It's one of Scotland's most iconic attractions. But the popularity of Ben Nevis comes at a cost, with visitors regularly dropping mountains of rubbish on the UK's highest peak.
In the latest clean up bid, volunteers collected nearly 375lb (170Kg) of items from the slopes - including part of a toilet, a military flare and underwear.
About 100,000 people reach the summit of the 4,112ft-high mountain each year.
Founder of the challenge, Rich Pyne, said: "If every person that went up Ben Nevis took down one piece of litter, the hill would be spotless in about 18 months. Just a thought."
The operation at the weekend was part of a project dubbed the Real3Peaks Challenge, which also involves cleaning up Snowdon in Wales and Scafell Pike in the Lake District.
Clean up events also take place on other peaks such as Bennachie in Aberdeenshire, Ben Macdui in the Cairngorms, Lochnagar in the Grampians and Ben Lomond.
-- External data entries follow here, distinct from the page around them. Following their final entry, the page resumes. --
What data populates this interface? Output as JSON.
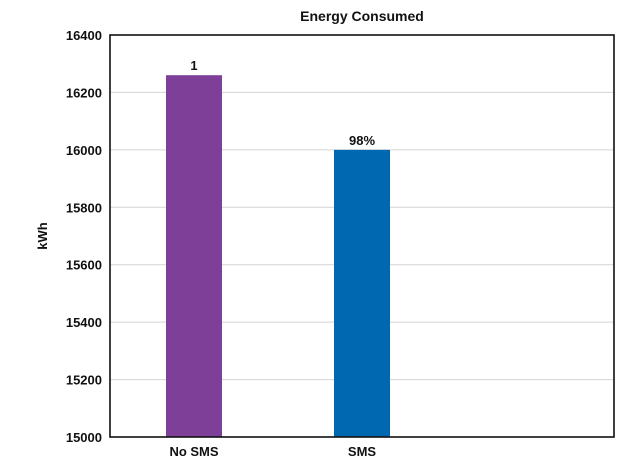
{
  "chart_data": {
    "type": "bar",
    "title": "Energy Consumed",
    "xlabel": "",
    "ylabel": "kWh",
    "categories": [
      "No SMS",
      "SMS"
    ],
    "values": [
      16260,
      16000
    ],
    "data_labels": [
      "1",
      "98%"
    ],
    "bar_colors": [
      "#7d3f98",
      "#0067b1"
    ],
    "ylim": [
      15000,
      16400
    ],
    "yticks": [
      15000,
      15200,
      15400,
      15600,
      15800,
      16000,
      16200,
      16400
    ],
    "ytick_labels": [
      "15000",
      "15200",
      "15400",
      "15600",
      "15800",
      "16000",
      "16200",
      "16400"
    ],
    "category_slots": 3,
    "grid": true
  }
}
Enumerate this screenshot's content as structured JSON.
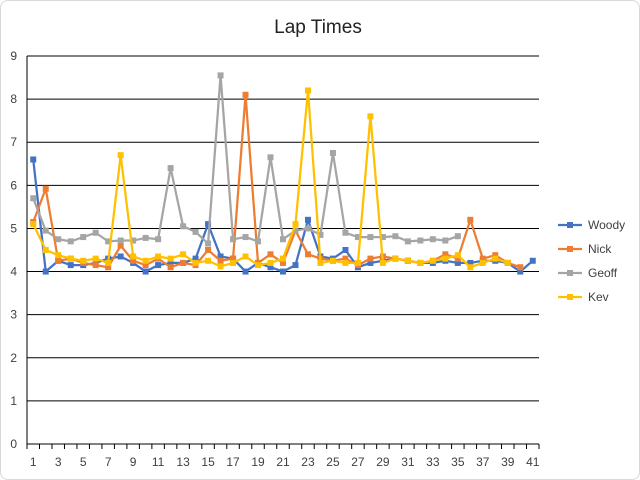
{
  "chart_data": {
    "type": "line",
    "title": "Lap Times",
    "xlabel": "",
    "ylabel": "",
    "ylim": [
      0,
      9
    ],
    "y_ticks": [
      0,
      1,
      2,
      3,
      4,
      5,
      6,
      7,
      8,
      9
    ],
    "x": [
      1,
      2,
      3,
      4,
      5,
      6,
      7,
      8,
      9,
      10,
      11,
      12,
      13,
      14,
      15,
      16,
      17,
      18,
      19,
      20,
      21,
      22,
      23,
      24,
      25,
      26,
      27,
      28,
      29,
      30,
      31,
      32,
      33,
      34,
      35,
      36,
      37,
      38,
      39,
      40,
      41
    ],
    "x_tick_labels": [
      1,
      3,
      5,
      7,
      9,
      11,
      13,
      15,
      17,
      19,
      21,
      23,
      25,
      27,
      29,
      31,
      33,
      35,
      37,
      39,
      41
    ],
    "grid": "horizontal",
    "legend_position": "right",
    "series": [
      {
        "name": "Woody",
        "color": "#4472C4",
        "marker": "square",
        "values": [
          6.6,
          4.0,
          4.25,
          4.15,
          4.15,
          4.2,
          4.3,
          4.35,
          4.2,
          4.0,
          4.15,
          4.2,
          4.2,
          4.3,
          5.1,
          4.35,
          4.3,
          4.0,
          4.2,
          4.1,
          4.0,
          4.15,
          5.2,
          4.35,
          4.3,
          4.5,
          4.1,
          4.2,
          4.25,
          4.3,
          4.25,
          4.2,
          4.2,
          4.25,
          4.2,
          4.2,
          4.25,
          4.25,
          4.2,
          4.0,
          4.25
        ]
      },
      {
        "name": "Nick",
        "color": "#ED7D31",
        "marker": "square",
        "values": [
          5.15,
          5.92,
          4.25,
          4.3,
          4.2,
          4.15,
          4.1,
          4.6,
          4.25,
          4.15,
          4.3,
          4.1,
          4.2,
          4.15,
          4.5,
          4.25,
          4.3,
          8.1,
          4.2,
          4.4,
          4.2,
          4.95,
          4.4,
          4.3,
          4.25,
          4.3,
          4.15,
          4.3,
          4.35,
          4.3,
          4.25,
          4.2,
          4.25,
          4.4,
          4.3,
          5.2,
          4.3,
          4.38,
          4.2,
          4.1,
          null
        ]
      },
      {
        "name": "Geoff",
        "color": "#A5A5A5",
        "marker": "square",
        "values": [
          5.7,
          4.95,
          4.75,
          4.7,
          4.8,
          4.9,
          4.7,
          4.72,
          4.72,
          4.78,
          4.75,
          6.4,
          5.05,
          4.92,
          4.65,
          8.55,
          4.75,
          4.8,
          4.7,
          6.65,
          4.75,
          4.95,
          5.0,
          4.85,
          6.75,
          4.9,
          4.8,
          4.8,
          4.8,
          4.82,
          4.7,
          4.72,
          4.75,
          4.72,
          4.82,
          null,
          null,
          null,
          null,
          null,
          null
        ]
      },
      {
        "name": "Kev",
        "color": "#FFC000",
        "marker": "square",
        "values": [
          5.1,
          4.5,
          4.38,
          4.3,
          4.25,
          4.3,
          4.2,
          6.7,
          4.35,
          4.25,
          4.35,
          4.3,
          4.4,
          4.2,
          4.25,
          4.12,
          4.2,
          4.35,
          4.15,
          4.2,
          4.3,
          5.1,
          8.2,
          4.2,
          4.25,
          4.2,
          4.2,
          7.6,
          4.2,
          4.3,
          4.25,
          4.2,
          4.25,
          4.3,
          4.38,
          4.1,
          4.2,
          4.3,
          4.2,
          null,
          null
        ]
      }
    ]
  }
}
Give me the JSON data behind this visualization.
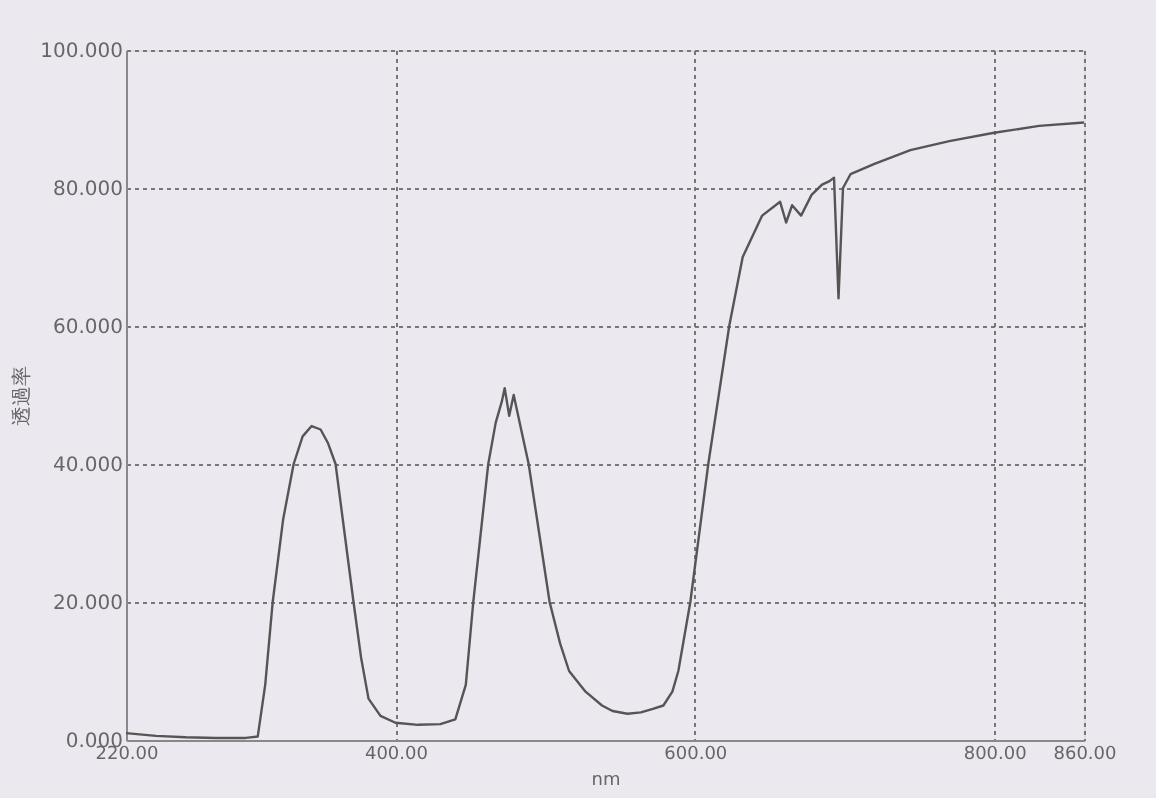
{
  "chart_data": {
    "type": "line",
    "xlabel": "nm",
    "ylabel": "透過率",
    "xlim": [
      220,
      860
    ],
    "xticks": [
      {
        "value": 220,
        "label": "220.00"
      },
      {
        "value": 400,
        "label": "400.00"
      },
      {
        "value": 600,
        "label": "600.00"
      },
      {
        "value": 800,
        "label": "800.00"
      },
      {
        "value": 860,
        "label": "860.00"
      }
    ],
    "ylim": [
      0,
      100
    ],
    "yticks": [
      {
        "value": 0,
        "label": "0.000"
      },
      {
        "value": 20,
        "label": "20.000"
      },
      {
        "value": 40,
        "label": "40.000"
      },
      {
        "value": 60,
        "label": "60.000"
      },
      {
        "value": 80,
        "label": "80.000"
      },
      {
        "value": 100,
        "label": "100.000"
      }
    ],
    "grid": true,
    "line_style": "solid",
    "marker": "none",
    "series": [
      {
        "color": "#555555",
        "x": [
          220,
          240,
          260,
          280,
          300,
          308,
          313,
          318,
          325,
          332,
          338,
          344,
          350,
          355,
          360,
          366,
          372,
          377,
          382,
          390,
          400,
          415,
          430,
          440,
          447,
          452,
          457,
          462,
          467,
          471,
          473,
          476,
          479,
          482,
          485,
          489,
          496,
          503,
          510,
          516,
          527,
          538,
          545,
          555,
          564,
          572,
          579,
          585,
          589,
          597,
          603,
          609,
          616,
          623,
          632,
          645,
          657,
          661,
          665,
          671,
          678,
          685,
          690,
          693,
          696,
          699,
          704,
          720,
          744,
          770,
          800,
          830,
          860
        ],
        "values": [
          1,
          0.6,
          0.4,
          0.3,
          0.3,
          0.5,
          8,
          20,
          32,
          40,
          44,
          45.5,
          45,
          43,
          40,
          30,
          20,
          12,
          6,
          3.5,
          2.5,
          2.2,
          2.3,
          3,
          8,
          20,
          30,
          40,
          46,
          49,
          51,
          47,
          50,
          47,
          44,
          40,
          30,
          20,
          14,
          10,
          7,
          5,
          4.2,
          3.8,
          4,
          4.5,
          5,
          7,
          10,
          20,
          30,
          40,
          50,
          60,
          70,
          76,
          78,
          75,
          77.5,
          76,
          79,
          80.5,
          81,
          81.5,
          64,
          80,
          82,
          83.5,
          85.5,
          86.8,
          88,
          89,
          89.5
        ]
      }
    ]
  }
}
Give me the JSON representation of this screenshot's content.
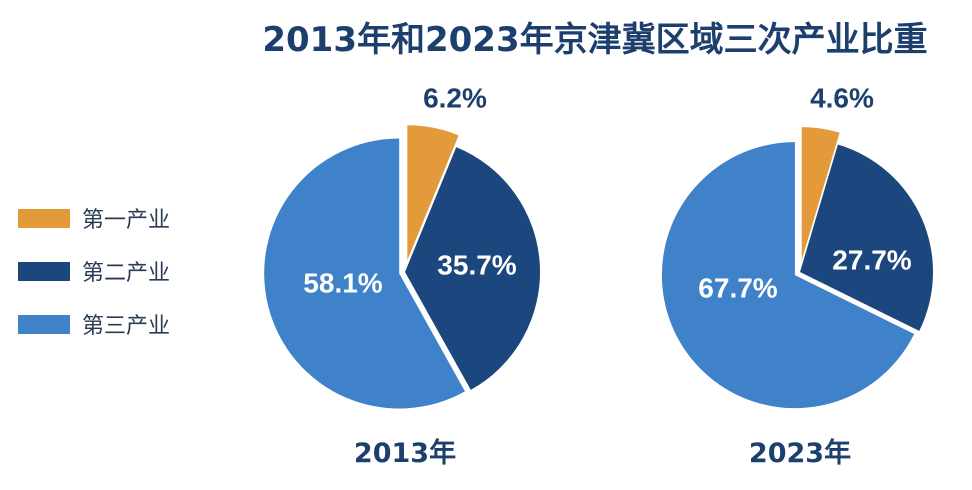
{
  "title": "2013年和2023年京津冀区域三次产业比重",
  "colors": {
    "primary": "#e39a3b",
    "secondary": "#1c467e",
    "tertiary": "#3f82c9",
    "label_dark": "#1c3f6e",
    "label_light": "#ffffff"
  },
  "legend": [
    {
      "label": "第一产业",
      "color": "#e39a3b"
    },
    {
      "label": "第二产业",
      "color": "#1c467e"
    },
    {
      "label": "第三产业",
      "color": "#3f82c9"
    }
  ],
  "chart_data": [
    {
      "type": "pie",
      "title": "2013年",
      "categories": [
        "第一产业",
        "第二产业",
        "第三产业"
      ],
      "values": [
        6.2,
        35.7,
        58.1
      ],
      "labels": [
        "6.2%",
        "35.7%",
        "58.1%"
      ]
    },
    {
      "type": "pie",
      "title": "2023年",
      "categories": [
        "第一产业",
        "第二产业",
        "第三产业"
      ],
      "values": [
        4.6,
        27.7,
        67.7
      ],
      "labels": [
        "4.6%",
        "27.7%",
        "67.7%"
      ]
    }
  ]
}
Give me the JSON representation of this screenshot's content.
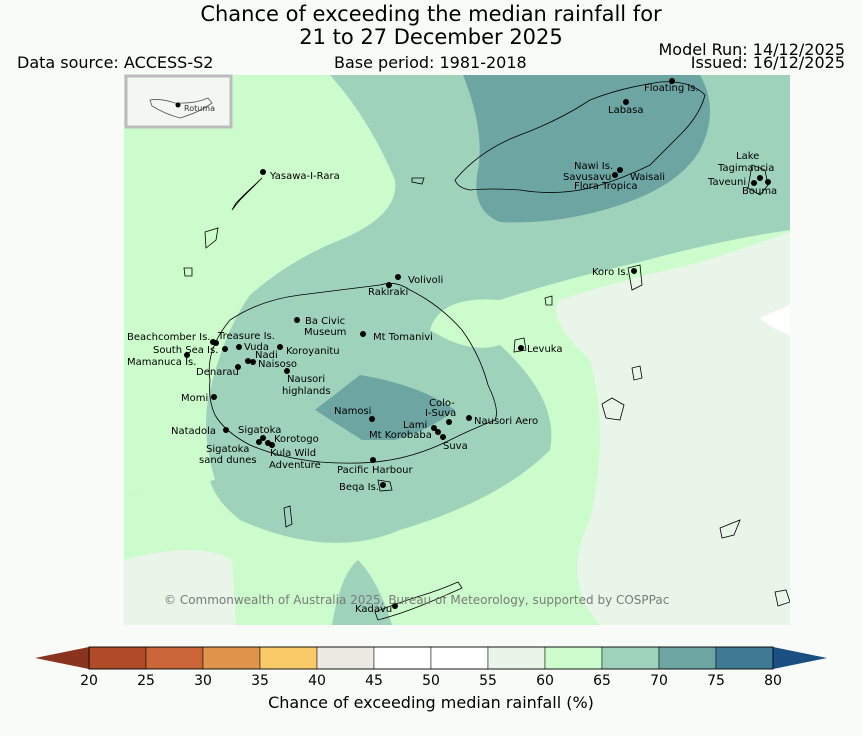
{
  "header": {
    "title_line1": "Chance of exceeding the median rainfall for",
    "title_line2": "21 to 27 December 2025",
    "data_source": "Data source: ACCESS-S2",
    "base_period": "Base period: 1981-2018",
    "model_run": "Model Run: 14/12/2025",
    "issued": "Issued: 16/12/2025"
  },
  "inset": {
    "label": "Rotuma"
  },
  "places": [
    "Floating Is.",
    "Labasa",
    "Nawi Is.",
    "Savusavu",
    "Waisali",
    "Flora Tropica",
    "Lake",
    "Tagimaucia",
    "Taveuni",
    "Bouma",
    "Yasawa-I-Rara",
    "Koro Is.",
    "Volivoli",
    "Rakiraki",
    "Ba Civic",
    "Museum",
    "Mt Tomanivi",
    "Levuka",
    "Beachcomber Is.",
    "Treasure Is.",
    "South Sea Is.",
    "Vuda",
    "Koroyanitu",
    "Nadi",
    "Mamanuca Is.",
    "Naisoso",
    "Denarau",
    "Nausori",
    "highlands",
    "Momi",
    "Namosi",
    "Colo-",
    "I-Suva",
    "Nausori Aero",
    "Lami",
    "Mt Korobaba",
    "Suva",
    "Natadola",
    "Sigatoka",
    "Korotogo",
    "Sigatoka",
    "sand dunes",
    "Kula Wild",
    "Adventure",
    "Pacific Harbour",
    "Beqa Is.",
    "Kadavu"
  ],
  "copyright": "© Commonwealth of Australia 2025, Bureau of Meteorology, supported by COSPPac",
  "colorbar": {
    "ticks": [
      "20",
      "25",
      "30",
      "35",
      "40",
      "45",
      "50",
      "55",
      "60",
      "65",
      "70",
      "75",
      "80"
    ],
    "colors": [
      "#b04a27",
      "#c96538",
      "#e0954d",
      "#f9cb68",
      "#ece9e3",
      "#ffffff",
      "#ffffff",
      "#e9f5e9",
      "#ccfccc",
      "#9fd2bb",
      "#6da5a3",
      "#3e7a94"
    ],
    "under_color": "#8a3420",
    "over_color": "#1a4f82",
    "label": "Chance of exceeding median rainfall (%)"
  }
}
The items collected from the slopes of Ben Nevis on Saturday filled 34 bin bags.
Other finds included poo bags, toilet role and wipes, plastic and glass bottles, cans, socks, t-shirts, cigarette ends, sweet wrappers, crisp packets, an umbrella, a sleeping bag and a beach shelter.
Banana skins were also plentiful, as they just solidify in freezing temperatures for a lot of the year. Last year, the team found an empty peanut packet which looked a couple of years old but was in fact dated 1987.
Mr Pyne said the rubbish haul was "quite a lot," especially because the hill is litter-picked regularly by trusts, charities, volunteers and hillwalkers.
He said that, in previous years, volunteers have collected up to 250Kg of rubbish during a clean up.
They started doing the Real3Peaks clean ups in 2013.